A long way from being the shortest, but I think it's the closest to meeting the timing constraints. I saved 14 bytes by assuming that the input file has been filtered to words of the right lengths; on my netbook, if you feed the whole words.txt then it spends the first minute preprocessing it, discarding most of what it produces, and then takes a mere 20 or so seconds to solve 7x7. On my desktop it does the whole thing in under 15 seconds, giving:

rascals
areolae
serrate
coroner
alanine
latents
seeress

I've let it run for over 50 hours without finding a solution to 8x7 or 8x8. 8-letter words seem to be a critical boundary for this problem - it just hovers around half-full without making much progress.

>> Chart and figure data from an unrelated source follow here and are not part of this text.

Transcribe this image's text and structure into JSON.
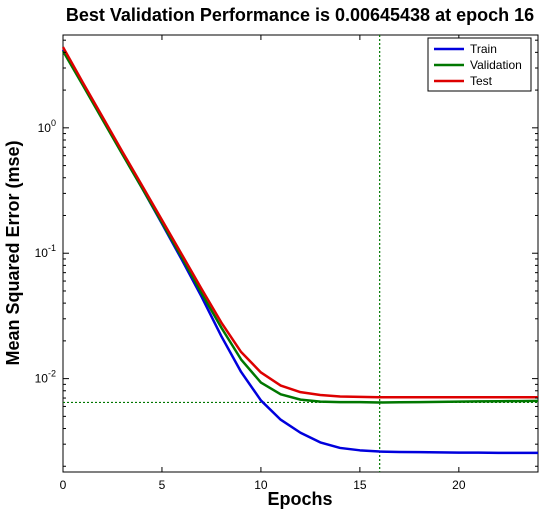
{
  "chart_data": {
    "type": "line",
    "title": "Best Validation Performance is 0.00645438 at epoch 16",
    "xlabel": "Epochs",
    "ylabel": "Mean Squared Error  (mse)",
    "xlim": [
      0,
      24
    ],
    "ylim": [
      0.0018,
      5.5
    ],
    "yscale": "log",
    "x_ticks": [
      "0",
      "5",
      "10",
      "15",
      "20"
    ],
    "y_ticks": [
      {
        "base": "10",
        "exp": "0",
        "value": 1
      },
      {
        "base": "10",
        "exp": "-1",
        "value": 0.1
      },
      {
        "base": "10",
        "exp": "-2",
        "value": 0.01
      }
    ],
    "legend_position": "top-right",
    "grid": false,
    "x": [
      0,
      1,
      2,
      3,
      4,
      5,
      6,
      7,
      8,
      9,
      10,
      11,
      12,
      13,
      14,
      15,
      16,
      17,
      18,
      19,
      20,
      21,
      22,
      23,
      24
    ],
    "series": [
      {
        "name": "Train",
        "color": "#0000dd",
        "values": [
          4.2,
          2.23,
          1.18,
          0.62,
          0.33,
          0.172,
          0.089,
          0.045,
          0.0218,
          0.0113,
          0.0067,
          0.0047,
          0.0037,
          0.0031,
          0.0028,
          0.00268,
          0.00262,
          0.0026,
          0.00259,
          0.00258,
          0.00257,
          0.00257,
          0.00256,
          0.00256,
          0.00256
        ]
      },
      {
        "name": "Validation",
        "color": "#007700",
        "values": [
          4.1,
          2.19,
          1.16,
          0.615,
          0.33,
          0.176,
          0.093,
          0.048,
          0.0255,
          0.0142,
          0.0093,
          0.0075,
          0.0068,
          0.00655,
          0.0065,
          0.0065,
          0.00645438,
          0.00648,
          0.0065,
          0.00652,
          0.00655,
          0.00658,
          0.0066,
          0.00662,
          0.00664
        ]
      },
      {
        "name": "Test",
        "color": "#dd0000",
        "values": [
          4.4,
          2.3,
          1.22,
          0.645,
          0.345,
          0.184,
          0.098,
          0.052,
          0.028,
          0.0163,
          0.0112,
          0.0088,
          0.0078,
          0.0074,
          0.0072,
          0.00715,
          0.0071,
          0.0071,
          0.0071,
          0.0071,
          0.0071,
          0.0071,
          0.0071,
          0.0071,
          0.0071
        ]
      }
    ],
    "best": {
      "epoch": 16,
      "value": 0.00645438,
      "color": "#007700"
    }
  }
}
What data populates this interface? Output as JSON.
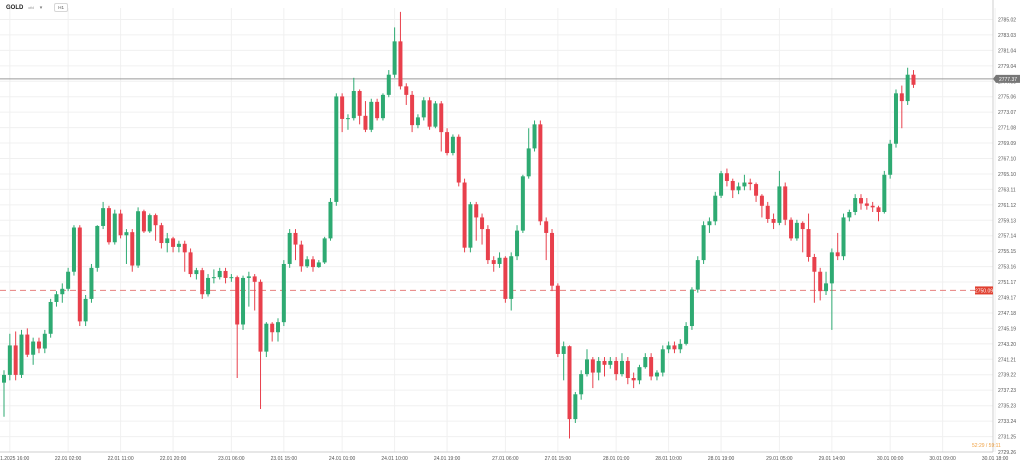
{
  "header": {
    "symbol": "GOLD",
    "symbol_sub": "cfd",
    "timeframe": "H1"
  },
  "colors": {
    "up": "#2eaa72",
    "down": "#e8404c",
    "grid": "#f0f0f0",
    "price_line": "#9a9a9a",
    "price_tag": "#777777",
    "ref_line": "#e8807e",
    "ref_tag": "#e04030",
    "countdown": "#f0a040"
  },
  "countdown": "52:29 / 59:11",
  "chart_data": {
    "type": "candlestick",
    "y_range": [
      2729.26,
      2786.5
    ],
    "y_ticks": [
      "2785.02",
      "2783.03",
      "2781.04",
      "2779.04",
      "2777.05",
      "2775.06",
      "2773.07",
      "2771.08",
      "2769.09",
      "2767.10",
      "2765.10",
      "2763.11",
      "2761.12",
      "2759.13",
      "2757.14",
      "2755.15",
      "2753.16",
      "2751.17",
      "2749.17",
      "2747.18",
      "2745.19",
      "2743.20",
      "2741.21",
      "2739.22",
      "2737.23",
      "2735.23",
      "2733.24",
      "2731.25",
      "2729.26"
    ],
    "x_ticks": [
      {
        "label": "21.01.2025  16:00",
        "index": 1
      },
      {
        "label": "22.01  02:00",
        "index": 11
      },
      {
        "label": "22.01  11:00",
        "index": 20
      },
      {
        "label": "22.01  20:00",
        "index": 29
      },
      {
        "label": "23.01  06:00",
        "index": 39
      },
      {
        "label": "23.01  15:00",
        "index": 48
      },
      {
        "label": "24.01  01:00",
        "index": 58
      },
      {
        "label": "24.01  10:00",
        "index": 67
      },
      {
        "label": "24.01  19:00",
        "index": 76
      },
      {
        "label": "27.01  06:00",
        "index": 86
      },
      {
        "label": "27.01  15:00",
        "index": 95
      },
      {
        "label": "28.01  01:00",
        "index": 105
      },
      {
        "label": "28.01  10:00",
        "index": 114
      },
      {
        "label": "28.01  19:00",
        "index": 123
      },
      {
        "label": "29.01  05:00",
        "index": 133
      },
      {
        "label": "29.01  14:00",
        "index": 142
      },
      {
        "label": "30.01  00:00",
        "index": 152
      },
      {
        "label": "30.01  09:00",
        "index": 161
      },
      {
        "label": "30.01  18:00",
        "index": 170
      }
    ],
    "current_price": "2777.37",
    "reference_price": "2750.09",
    "candles": [
      [
        2738.2,
        2739.2,
        2733.8,
        2739.8
      ],
      [
        2739.2,
        2743.0,
        2738.5,
        2744.5
      ],
      [
        2743.0,
        2739.2,
        2738.5,
        2744.8
      ],
      [
        2739.2,
        2744.4,
        2738.8,
        2745.0
      ],
      [
        2744.4,
        2741.8,
        2741.5,
        2745.2
      ],
      [
        2741.8,
        2743.5,
        2740.5,
        2744.0
      ],
      [
        2743.5,
        2742.6,
        2742.0,
        2744.0
      ],
      [
        2742.6,
        2744.5,
        2742.0,
        2745.0
      ],
      [
        2744.5,
        2748.6,
        2744.0,
        2749.0
      ],
      [
        2748.6,
        2749.6,
        2748.0,
        2750.0
      ],
      [
        2749.6,
        2750.3,
        2748.5,
        2751.0
      ],
      [
        2750.3,
        2752.5,
        2750.0,
        2753.0
      ],
      [
        2752.5,
        2758.2,
        2752.0,
        2758.5
      ],
      [
        2758.2,
        2746.1,
        2745.5,
        2758.5
      ],
      [
        2746.1,
        2749.0,
        2745.5,
        2749.5
      ],
      [
        2749.0,
        2753.0,
        2748.5,
        2753.5
      ],
      [
        2753.0,
        2758.4,
        2752.5,
        2758.5
      ],
      [
        2758.4,
        2760.7,
        2758.0,
        2761.5
      ],
      [
        2760.7,
        2756.3,
        2756.0,
        2761.0
      ],
      [
        2756.3,
        2760.0,
        2756.0,
        2760.5
      ],
      [
        2760.0,
        2757.2,
        2756.8,
        2760.5
      ],
      [
        2757.2,
        2757.6,
        2753.5,
        2758.0
      ],
      [
        2757.6,
        2753.3,
        2752.5,
        2758.0
      ],
      [
        2753.3,
        2760.3,
        2753.0,
        2760.8
      ],
      [
        2760.3,
        2757.7,
        2757.5,
        2760.5
      ],
      [
        2757.7,
        2759.8,
        2757.5,
        2760.0
      ],
      [
        2759.8,
        2758.5,
        2756.5,
        2760.0
      ],
      [
        2758.5,
        2756.2,
        2755.5,
        2758.8
      ],
      [
        2756.2,
        2756.8,
        2755.0,
        2757.5
      ],
      [
        2756.8,
        2755.7,
        2755.0,
        2757.0
      ],
      [
        2755.7,
        2756.1,
        2755.0,
        2756.5
      ],
      [
        2756.1,
        2755.0,
        2752.5,
        2756.5
      ],
      [
        2755.0,
        2752.2,
        2751.8,
        2755.5
      ],
      [
        2752.2,
        2752.7,
        2751.5,
        2753.0
      ],
      [
        2752.7,
        2749.6,
        2749.0,
        2753.0
      ],
      [
        2749.6,
        2751.7,
        2749.3,
        2752.2
      ],
      [
        2751.7,
        2751.8,
        2751.0,
        2752.8
      ],
      [
        2751.8,
        2752.6,
        2751.5,
        2753.0
      ],
      [
        2752.6,
        2751.7,
        2751.0,
        2753.0
      ],
      [
        2751.7,
        2751.8,
        2751.2,
        2752.2
      ],
      [
        2751.8,
        2745.7,
        2738.8,
        2752.0
      ],
      [
        2745.7,
        2751.7,
        2745.0,
        2752.0
      ],
      [
        2751.7,
        2751.9,
        2748.0,
        2752.5
      ],
      [
        2751.9,
        2751.2,
        2747.5,
        2752.2
      ],
      [
        2751.2,
        2742.2,
        2734.8,
        2751.5
      ],
      [
        2742.2,
        2745.8,
        2741.5,
        2746.0
      ],
      [
        2745.8,
        2744.7,
        2743.5,
        2746.0
      ],
      [
        2744.7,
        2746.0,
        2743.5,
        2746.5
      ],
      [
        2746.0,
        2753.5,
        2745.5,
        2754.0
      ],
      [
        2753.5,
        2757.5,
        2753.0,
        2758.0
      ],
      [
        2757.5,
        2756.0,
        2754.0,
        2758.0
      ],
      [
        2756.0,
        2753.2,
        2752.5,
        2756.5
      ],
      [
        2753.2,
        2754.1,
        2753.0,
        2754.5
      ],
      [
        2754.1,
        2753.1,
        2752.5,
        2754.5
      ],
      [
        2753.1,
        2753.7,
        2753.0,
        2754.0
      ],
      [
        2753.7,
        2756.8,
        2753.5,
        2757.0
      ],
      [
        2756.8,
        2761.5,
        2756.5,
        2762.0
      ],
      [
        2761.5,
        2775.1,
        2761.0,
        2775.5
      ],
      [
        2775.1,
        2772.2,
        2770.5,
        2775.5
      ],
      [
        2772.2,
        2772.3,
        2770.8,
        2772.8
      ],
      [
        2772.3,
        2775.8,
        2772.0,
        2777.5
      ],
      [
        2775.8,
        2772.6,
        2771.5,
        2776.0
      ],
      [
        2772.6,
        2770.8,
        2770.5,
        2774.5
      ],
      [
        2770.8,
        2774.4,
        2770.5,
        2774.8
      ],
      [
        2774.4,
        2772.3,
        2772.0,
        2774.8
      ],
      [
        2772.3,
        2775.3,
        2772.0,
        2775.5
      ],
      [
        2775.3,
        2777.9,
        2775.0,
        2778.5
      ],
      [
        2777.9,
        2782.2,
        2777.5,
        2784.0
      ],
      [
        2782.2,
        2776.4,
        2776.0,
        2786.0
      ],
      [
        2776.4,
        2775.3,
        2774.0,
        2776.8
      ],
      [
        2775.3,
        2771.4,
        2770.5,
        2775.8
      ],
      [
        2771.4,
        2772.4,
        2771.0,
        2772.8
      ],
      [
        2772.4,
        2774.6,
        2772.0,
        2775.0
      ],
      [
        2774.6,
        2771.2,
        2770.8,
        2775.0
      ],
      [
        2771.2,
        2774.2,
        2771.0,
        2774.5
      ],
      [
        2774.2,
        2770.5,
        2768.0,
        2774.5
      ],
      [
        2770.5,
        2767.8,
        2767.5,
        2771.0
      ],
      [
        2767.8,
        2769.9,
        2767.5,
        2770.2
      ],
      [
        2769.9,
        2764.0,
        2763.5,
        2770.2
      ],
      [
        2764.0,
        2755.6,
        2755.0,
        2764.5
      ],
      [
        2755.6,
        2761.2,
        2755.0,
        2761.5
      ],
      [
        2761.2,
        2759.5,
        2756.5,
        2761.5
      ],
      [
        2759.5,
        2758.0,
        2756.0,
        2760.0
      ],
      [
        2758.0,
        2754.0,
        2753.5,
        2758.5
      ],
      [
        2754.0,
        2753.5,
        2752.5,
        2754.5
      ],
      [
        2753.5,
        2754.3,
        2753.0,
        2755.0
      ],
      [
        2754.3,
        2749.0,
        2748.5,
        2754.5
      ],
      [
        2749.0,
        2754.5,
        2747.5,
        2755.0
      ],
      [
        2754.5,
        2757.8,
        2754.0,
        2758.5
      ],
      [
        2757.8,
        2764.8,
        2757.5,
        2765.0
      ],
      [
        2764.8,
        2768.4,
        2764.5,
        2771.0
      ],
      [
        2768.4,
        2771.5,
        2768.0,
        2772.0
      ],
      [
        2771.5,
        2759.0,
        2758.5,
        2772.0
      ],
      [
        2759.0,
        2757.5,
        2754.0,
        2759.5
      ],
      [
        2757.5,
        2750.7,
        2750.0,
        2758.0
      ],
      [
        2750.7,
        2741.9,
        2741.5,
        2751.0
      ],
      [
        2741.9,
        2742.9,
        2738.5,
        2743.5
      ],
      [
        2742.9,
        2733.5,
        2731.0,
        2743.0
      ],
      [
        2733.5,
        2736.7,
        2733.0,
        2737.0
      ],
      [
        2736.7,
        2739.3,
        2736.0,
        2739.8
      ],
      [
        2739.3,
        2741.2,
        2739.0,
        2742.5
      ],
      [
        2741.2,
        2739.5,
        2737.5,
        2741.5
      ],
      [
        2739.5,
        2741.0,
        2738.5,
        2741.5
      ],
      [
        2741.0,
        2740.5,
        2739.0,
        2741.5
      ],
      [
        2740.5,
        2741.0,
        2740.0,
        2741.5
      ],
      [
        2741.0,
        2739.3,
        2738.5,
        2741.5
      ],
      [
        2739.3,
        2741.0,
        2739.0,
        2742.0
      ],
      [
        2741.0,
        2738.8,
        2738.0,
        2741.5
      ],
      [
        2738.8,
        2738.5,
        2737.5,
        2739.5
      ],
      [
        2738.5,
        2740.2,
        2738.0,
        2740.5
      ],
      [
        2740.2,
        2741.5,
        2740.0,
        2742.0
      ],
      [
        2741.5,
        2739.0,
        2738.5,
        2742.0
      ],
      [
        2739.0,
        2739.5,
        2738.5,
        2739.8
      ],
      [
        2739.5,
        2742.5,
        2739.0,
        2743.0
      ],
      [
        2742.5,
        2743.0,
        2742.0,
        2743.5
      ],
      [
        2743.0,
        2742.5,
        2742.0,
        2743.5
      ],
      [
        2742.5,
        2743.2,
        2742.0,
        2743.8
      ],
      [
        2743.2,
        2745.5,
        2743.0,
        2746.0
      ],
      [
        2745.5,
        2750.2,
        2745.0,
        2750.5
      ],
      [
        2750.2,
        2754.0,
        2749.8,
        2754.5
      ],
      [
        2754.0,
        2758.5,
        2753.5,
        2759.0
      ],
      [
        2758.5,
        2759.0,
        2757.5,
        2759.5
      ],
      [
        2759.0,
        2762.3,
        2758.5,
        2762.8
      ],
      [
        2762.3,
        2765.2,
        2762.0,
        2765.5
      ],
      [
        2765.2,
        2764.2,
        2763.5,
        2765.8
      ],
      [
        2764.2,
        2763.0,
        2762.0,
        2764.5
      ],
      [
        2763.0,
        2763.5,
        2762.5,
        2764.0
      ],
      [
        2763.5,
        2764.0,
        2763.0,
        2765.0
      ],
      [
        2764.0,
        2763.8,
        2763.0,
        2764.5
      ],
      [
        2763.8,
        2762.3,
        2761.5,
        2764.0
      ],
      [
        2762.3,
        2761.0,
        2759.5,
        2762.5
      ],
      [
        2761.0,
        2759.3,
        2758.8,
        2761.5
      ],
      [
        2759.3,
        2758.8,
        2758.0,
        2760.0
      ],
      [
        2758.8,
        2763.5,
        2758.5,
        2765.5
      ],
      [
        2763.5,
        2759.2,
        2758.5,
        2764.0
      ],
      [
        2759.2,
        2756.8,
        2756.5,
        2759.5
      ],
      [
        2756.8,
        2758.8,
        2756.5,
        2759.2
      ],
      [
        2758.8,
        2758.0,
        2755.0,
        2759.0
      ],
      [
        2758.0,
        2754.4,
        2753.8,
        2760.0
      ],
      [
        2754.4,
        2752.5,
        2748.5,
        2754.8
      ],
      [
        2752.5,
        2750.0,
        2748.8,
        2753.0
      ],
      [
        2750.0,
        2751.0,
        2749.5,
        2752.5
      ],
      [
        2751.0,
        2755.0,
        2745.0,
        2755.5
      ],
      [
        2755.0,
        2754.5,
        2754.0,
        2757.5
      ],
      [
        2754.5,
        2759.5,
        2754.0,
        2760.0
      ],
      [
        2759.5,
        2760.2,
        2759.0,
        2760.5
      ],
      [
        2760.2,
        2762.0,
        2759.8,
        2762.5
      ],
      [
        2762.0,
        2761.3,
        2760.5,
        2762.5
      ],
      [
        2761.3,
        2761.0,
        2760.5,
        2762.0
      ],
      [
        2761.0,
        2760.8,
        2760.2,
        2761.5
      ],
      [
        2760.8,
        2760.2,
        2759.0,
        2761.0
      ],
      [
        2760.2,
        2765.0,
        2760.0,
        2765.5
      ],
      [
        2765.0,
        2769.0,
        2764.5,
        2769.5
      ],
      [
        2769.0,
        2775.5,
        2768.5,
        2776.0
      ],
      [
        2775.5,
        2774.5,
        2771.0,
        2776.5
      ],
      [
        2774.5,
        2777.9,
        2774.0,
        2778.8
      ],
      [
        2777.9,
        2776.6,
        2776.2,
        2778.5
      ]
    ]
  }
}
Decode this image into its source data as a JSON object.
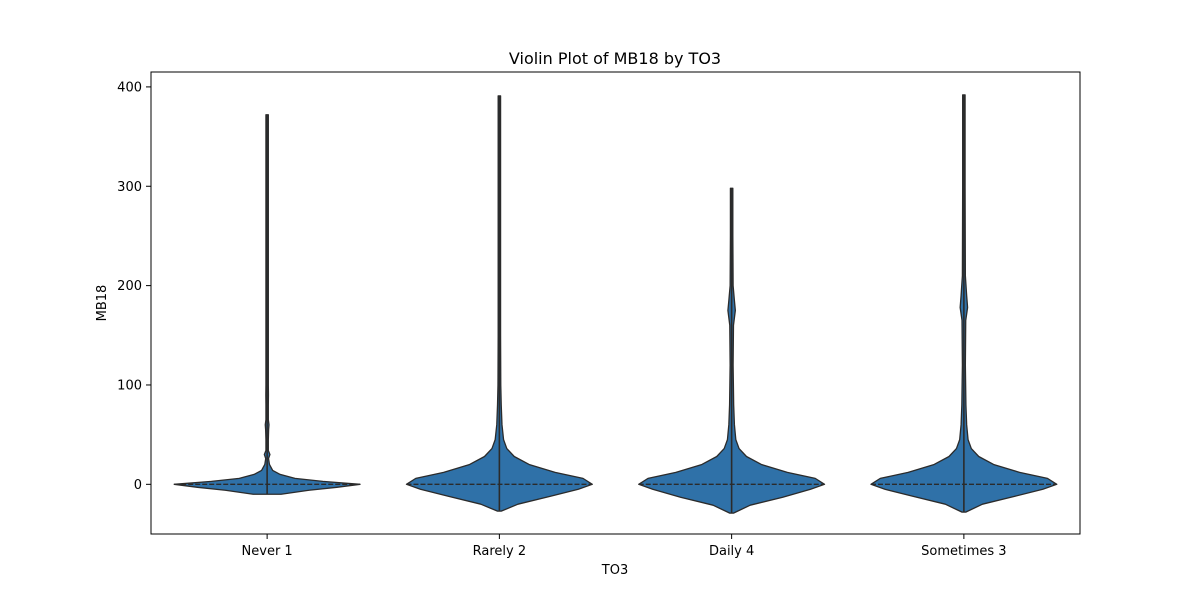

The approach used is full pivoting and a heuristic based on the number of possible horizontal completions times the number of possible vertical completions. E.g. if we have intermediate grid

*ean*
algae
*ar**
*ier*
*nee*

then we give the top-left corner a heuristic value of count(aean*)count(aa***) + count(bean*)count(ba***) + ... + count(zean*)count(za***). Of all the cells we pick the one with the smallest heuristic value (i.e. hardest to satisfy), and then work though the letters in descending order of the amount they contributed to the heuristic value of that cell (i.e. starting with the most likely to succeed).